Ethnic Identity Salience Scale

The following scale will help you understand to what degree your ethnic identity is important to you. Indicate the extent to which you agree with each statement, using the scale: 
1 = strongly disagree and 5 = strongly agree.
1. I have spent time trying to figure out more about my own ethnic group. 1 2 3 4 5
2. I think a lot about how my life will be affected by my ethnic group membership. 1 2 3 4 5
3. I participate in cultural practices of my own ethnic group. 1 2 3 4 5
4. I am increasing my involvement in activities with my ethnic group. 1 2 3 4 5
5. I feel an overwhelming attachment to being a member of my ethnic group. 1 2 3 4 5
6. I am determined to find my ethnic identity. 1 2 3 4 5
7. I think a lot about how my life will be affected by my ethnic group membership. 1 2 3 4 5
8. The ethnic group I belong to is an important reflection of who I am. 1 2 3 4 5
9. Belonging to my ethnic group is an important part of my self-image. 1 2 3 4 5
10. I feel good about the ethnic group that I belong to. 1 2 3 4 5

To find your score, add your responses for each item. Total score: _____23________ 
A score that is greater than 30 indicates that your ethnic identity is highly salient to your identity. 
A score that is less than 20 suggests that your ethnic identity is not a very salient part of how you see your identity. 

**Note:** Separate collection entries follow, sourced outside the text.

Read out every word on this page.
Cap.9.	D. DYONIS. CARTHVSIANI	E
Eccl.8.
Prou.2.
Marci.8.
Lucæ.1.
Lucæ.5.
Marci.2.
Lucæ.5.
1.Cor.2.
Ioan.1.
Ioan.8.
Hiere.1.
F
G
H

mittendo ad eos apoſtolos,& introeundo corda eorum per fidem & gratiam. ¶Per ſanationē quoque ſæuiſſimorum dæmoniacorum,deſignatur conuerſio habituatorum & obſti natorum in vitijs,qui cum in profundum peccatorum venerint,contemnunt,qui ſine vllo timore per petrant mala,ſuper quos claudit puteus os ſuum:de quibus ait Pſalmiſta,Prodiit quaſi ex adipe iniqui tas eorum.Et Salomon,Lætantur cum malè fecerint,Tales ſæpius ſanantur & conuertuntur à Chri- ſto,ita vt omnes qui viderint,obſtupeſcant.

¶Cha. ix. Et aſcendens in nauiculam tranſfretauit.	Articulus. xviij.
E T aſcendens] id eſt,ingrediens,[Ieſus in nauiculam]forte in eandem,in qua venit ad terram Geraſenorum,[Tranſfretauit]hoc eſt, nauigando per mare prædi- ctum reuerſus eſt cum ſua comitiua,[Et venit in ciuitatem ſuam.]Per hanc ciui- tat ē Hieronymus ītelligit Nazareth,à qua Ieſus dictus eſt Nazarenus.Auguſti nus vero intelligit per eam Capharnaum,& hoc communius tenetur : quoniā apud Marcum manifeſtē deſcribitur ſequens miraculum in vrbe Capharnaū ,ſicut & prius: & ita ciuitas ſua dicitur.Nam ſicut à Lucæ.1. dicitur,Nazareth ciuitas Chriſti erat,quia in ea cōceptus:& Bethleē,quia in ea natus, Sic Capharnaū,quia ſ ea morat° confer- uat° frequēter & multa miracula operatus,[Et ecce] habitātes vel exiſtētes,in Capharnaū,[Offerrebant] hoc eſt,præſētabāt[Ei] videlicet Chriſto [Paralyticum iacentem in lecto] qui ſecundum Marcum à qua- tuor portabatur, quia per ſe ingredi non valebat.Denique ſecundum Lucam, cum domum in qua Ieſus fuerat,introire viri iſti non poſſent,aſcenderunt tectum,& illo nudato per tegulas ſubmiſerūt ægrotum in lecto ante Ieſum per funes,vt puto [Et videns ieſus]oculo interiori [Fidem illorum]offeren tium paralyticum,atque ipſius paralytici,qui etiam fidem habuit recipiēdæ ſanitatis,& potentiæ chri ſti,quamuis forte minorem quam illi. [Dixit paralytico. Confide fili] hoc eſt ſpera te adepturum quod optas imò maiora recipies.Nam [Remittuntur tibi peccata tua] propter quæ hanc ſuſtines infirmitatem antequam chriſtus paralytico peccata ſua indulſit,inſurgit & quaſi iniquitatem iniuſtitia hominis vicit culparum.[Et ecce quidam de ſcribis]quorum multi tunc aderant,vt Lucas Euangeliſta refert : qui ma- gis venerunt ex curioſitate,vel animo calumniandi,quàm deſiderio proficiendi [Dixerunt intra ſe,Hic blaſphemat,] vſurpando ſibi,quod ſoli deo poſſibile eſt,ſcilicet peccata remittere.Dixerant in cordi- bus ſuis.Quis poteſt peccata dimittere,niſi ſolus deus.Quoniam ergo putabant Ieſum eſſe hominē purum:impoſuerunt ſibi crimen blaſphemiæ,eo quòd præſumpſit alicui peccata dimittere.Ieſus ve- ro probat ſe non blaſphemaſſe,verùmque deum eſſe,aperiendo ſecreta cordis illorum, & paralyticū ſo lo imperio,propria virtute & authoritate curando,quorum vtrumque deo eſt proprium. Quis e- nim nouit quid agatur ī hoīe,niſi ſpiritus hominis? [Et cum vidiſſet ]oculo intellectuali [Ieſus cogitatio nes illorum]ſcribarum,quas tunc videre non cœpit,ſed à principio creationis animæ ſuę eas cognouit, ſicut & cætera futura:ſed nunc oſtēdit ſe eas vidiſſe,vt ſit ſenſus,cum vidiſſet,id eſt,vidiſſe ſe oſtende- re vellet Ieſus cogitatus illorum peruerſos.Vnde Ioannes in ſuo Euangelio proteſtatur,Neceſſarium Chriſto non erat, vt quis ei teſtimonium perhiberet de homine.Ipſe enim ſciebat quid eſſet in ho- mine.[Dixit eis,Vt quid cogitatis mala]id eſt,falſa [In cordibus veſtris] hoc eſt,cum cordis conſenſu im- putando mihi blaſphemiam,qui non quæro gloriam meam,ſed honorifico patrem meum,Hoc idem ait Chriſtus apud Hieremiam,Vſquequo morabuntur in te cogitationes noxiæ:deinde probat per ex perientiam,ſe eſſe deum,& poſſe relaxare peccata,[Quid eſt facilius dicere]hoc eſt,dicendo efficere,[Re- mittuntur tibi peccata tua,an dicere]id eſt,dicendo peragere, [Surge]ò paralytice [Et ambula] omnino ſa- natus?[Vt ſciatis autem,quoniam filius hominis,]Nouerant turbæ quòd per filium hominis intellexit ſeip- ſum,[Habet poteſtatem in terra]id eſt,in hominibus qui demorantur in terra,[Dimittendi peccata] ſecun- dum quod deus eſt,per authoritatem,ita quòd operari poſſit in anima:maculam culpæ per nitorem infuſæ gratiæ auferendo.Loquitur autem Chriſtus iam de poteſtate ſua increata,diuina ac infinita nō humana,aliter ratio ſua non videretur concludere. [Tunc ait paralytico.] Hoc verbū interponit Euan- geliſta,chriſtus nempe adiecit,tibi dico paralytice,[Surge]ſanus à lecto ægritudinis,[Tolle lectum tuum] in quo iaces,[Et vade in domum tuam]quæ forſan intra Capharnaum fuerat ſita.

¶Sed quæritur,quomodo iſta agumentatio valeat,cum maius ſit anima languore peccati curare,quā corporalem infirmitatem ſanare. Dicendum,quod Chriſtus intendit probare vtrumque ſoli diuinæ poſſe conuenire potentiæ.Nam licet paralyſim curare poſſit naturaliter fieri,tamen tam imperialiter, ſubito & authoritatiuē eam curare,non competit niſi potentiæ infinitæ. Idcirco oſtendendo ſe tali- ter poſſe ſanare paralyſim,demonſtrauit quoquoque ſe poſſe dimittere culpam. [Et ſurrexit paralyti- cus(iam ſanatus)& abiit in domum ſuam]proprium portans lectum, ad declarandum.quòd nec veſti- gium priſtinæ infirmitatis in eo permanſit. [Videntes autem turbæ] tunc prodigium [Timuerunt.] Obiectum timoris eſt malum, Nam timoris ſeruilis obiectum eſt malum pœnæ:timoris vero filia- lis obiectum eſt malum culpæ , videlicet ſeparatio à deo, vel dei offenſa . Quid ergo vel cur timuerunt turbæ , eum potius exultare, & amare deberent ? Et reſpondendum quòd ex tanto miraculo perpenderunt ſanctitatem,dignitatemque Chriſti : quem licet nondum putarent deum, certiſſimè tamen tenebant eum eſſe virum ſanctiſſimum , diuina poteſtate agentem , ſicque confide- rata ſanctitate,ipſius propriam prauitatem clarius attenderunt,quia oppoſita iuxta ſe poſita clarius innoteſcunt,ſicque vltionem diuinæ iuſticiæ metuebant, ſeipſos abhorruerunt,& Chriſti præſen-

[Source: Adapted from Ting-Toomey, S., Yee-Jung, K. K., Shapiro, R. B., Garcia, W., Wright, T. J., & Oetzel, J. G. (2000). Ethnic/cultural identity salience and conflict styles in four US ethnic groups. International Journal of Intercultural Relations, 24, 47-81.]



 

Is Your Conversation Style Feminine or Masculine?
Put yes (Y) or no (N) for the sentences below. 
Generally speaking, when I converse with people I know: 
1. I am a blunt person  N
2. I tend to criticize people Y
3. I am a little sarcastic Y
4. I ask a lot of questions in a conversation, to find out about people, their thoughts, etc. Y
5. I rarely admit I am wrong about something when I am in a conversation Y
6. I make eye-contact and use body language in conversations Y
7. I get personal with people in conversations; I may even gossip about a mutual friend Y
8. I compliment people spontaneously Y
9. I use four-letter words, coarse language N
10. I like to talk about myself Y
11. I am a good listener N
12. I prefer to talk about non-personal topics, such as unemployment, the economy, current affairs N
13. I usually talk about personal problems, people, their way of being, hopes, desires, my family Y
14. I get personal when I write a letter to someone, but not face to face in a conversation N
15. I help to keep a conversation flowing, I am not provocative, controversial, confrontational Y
16. I like to get my say, get in a few comments, no matter what the topic N
17. I don't assert something, but I might preface a comment with "I think…”, “Maybe…”, “I’m not sure but…" Y
18. If I ask a question, it is generally a yes-no answer I am looking for N
19. I don't mind talking about a situation where I was embarrassed or humiliated N
20. I tend to include a lot of specific details in my conversations Y
Feminine Communication Style – Yes for 4, 6, 7, 8, 11, 13, 15, 17, 19 and 20   8 YES answers 
Masculine Communication Style – Yes for 1, 2, 3, 5, 9, 10, 12, 14, 16 and 18    4 YES answers
Compare how many “Yes” answers you have for each set of numbers above to determine whether tend to communicate more through a feminine or masculine communication style (the higher number will be the style you tend to use).